Transcription Un témoignage sur le chemsex

Voici un nouvel épisode du podcast Sexosafe, avec AgendaQ et Strobo mag.

Journaliste

Pratiquer le chemsex, c’est prendre des produits psychoactifs, des drogues, pendant les moments de sexe. Certains gèrent assez bien leur consommation, pendant que d’autres tombent assez vite dans l’addiction, parfois sévère. Nous avons rencontré Valentin, qui nous raconte son parcours, et pourquoi il a arrêté le chemsex.

Valentin

J’ai passé toute ma vie à me protéger, à prendre des précautions, porter des préservatifs, chose que sur les dernières années, j’avais du mal.

J’ai vécu pendant 13 ans avec un garçon qui était séropositif. On a dû faire très attention à notre sexualité.

On s’est séparé en 2010 et en 2016, il y a eu l’apparition de la PrEP. J’étais dans les premiers à en bénéficier. C’est vrai que les quelques mois, voire quelques années juste avant ça, je prenais un petit peu plus des risques parce que j’arrivais plus à porter un préservatif parce que j’avais envie de baiser avec plus de liberté.

Et puis, il y avait quelque chose qui me faisait très envie et que je n’avais jamais vraiment abordé, c’était de pouvoir goûter le sperme, de pouvoir prendre du sperme dans la bouche, de pouvoir avaler du sperme. Et la PrEP m’a donné cette liberté.

Donc j’ai commencé à avoir une sexualité beaucoup plus libre et sans contrainte. Il y a eu une espèce de frénésie sexuelle à ce moment-là grâce à la PrEP, de sortir plus, d’aller dans des clubs, dans des sex clubs, de faire des plans avec des mecs, de faire des plans à plusieurs.

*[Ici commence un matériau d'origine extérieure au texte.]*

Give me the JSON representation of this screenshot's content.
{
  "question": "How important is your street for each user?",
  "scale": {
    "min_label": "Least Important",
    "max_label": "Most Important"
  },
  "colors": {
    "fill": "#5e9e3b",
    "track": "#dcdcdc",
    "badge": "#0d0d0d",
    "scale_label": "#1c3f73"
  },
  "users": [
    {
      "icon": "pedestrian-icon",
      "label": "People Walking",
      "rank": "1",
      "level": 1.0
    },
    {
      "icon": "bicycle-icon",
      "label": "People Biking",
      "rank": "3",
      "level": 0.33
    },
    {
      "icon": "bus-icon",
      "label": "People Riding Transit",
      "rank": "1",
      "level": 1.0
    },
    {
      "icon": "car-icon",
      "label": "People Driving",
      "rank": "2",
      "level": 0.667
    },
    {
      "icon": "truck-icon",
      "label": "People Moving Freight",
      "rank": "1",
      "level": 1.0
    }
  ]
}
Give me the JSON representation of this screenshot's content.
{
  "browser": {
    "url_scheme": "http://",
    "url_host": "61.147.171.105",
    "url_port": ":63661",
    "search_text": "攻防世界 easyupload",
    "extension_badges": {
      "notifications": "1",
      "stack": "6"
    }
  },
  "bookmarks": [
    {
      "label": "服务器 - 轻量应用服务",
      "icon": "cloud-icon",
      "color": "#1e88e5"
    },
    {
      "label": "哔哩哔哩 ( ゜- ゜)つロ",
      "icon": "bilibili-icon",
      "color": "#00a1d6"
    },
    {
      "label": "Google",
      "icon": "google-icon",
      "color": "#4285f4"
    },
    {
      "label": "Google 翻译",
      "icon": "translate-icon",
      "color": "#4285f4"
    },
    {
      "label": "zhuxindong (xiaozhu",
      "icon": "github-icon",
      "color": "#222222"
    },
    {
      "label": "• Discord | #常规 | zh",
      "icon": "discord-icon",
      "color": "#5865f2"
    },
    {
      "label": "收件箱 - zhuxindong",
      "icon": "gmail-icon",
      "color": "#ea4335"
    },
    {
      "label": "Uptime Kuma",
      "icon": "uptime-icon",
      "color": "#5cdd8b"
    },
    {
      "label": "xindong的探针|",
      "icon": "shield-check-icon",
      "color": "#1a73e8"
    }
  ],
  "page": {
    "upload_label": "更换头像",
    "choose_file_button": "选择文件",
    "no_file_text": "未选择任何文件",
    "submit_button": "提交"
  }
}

Et puis, je n’avais jamais pris de drogue de toute ma vie, à part un joint de temps en temps. Mais je n’avais jamais pris ni de cocaïne ni quoi que ce soit d’autre. Appelons ça peut-être la crise de la cinquantaine, fin de la quarantaine. J’ai eu envie voilà de tester, de goûter des choses, de faire des choses que je n’avais jamais faites. Et c’est vrai que c’est la période où les applis se sont largement démocratisées et la facilité de rencontrer des mecs près de chez soi.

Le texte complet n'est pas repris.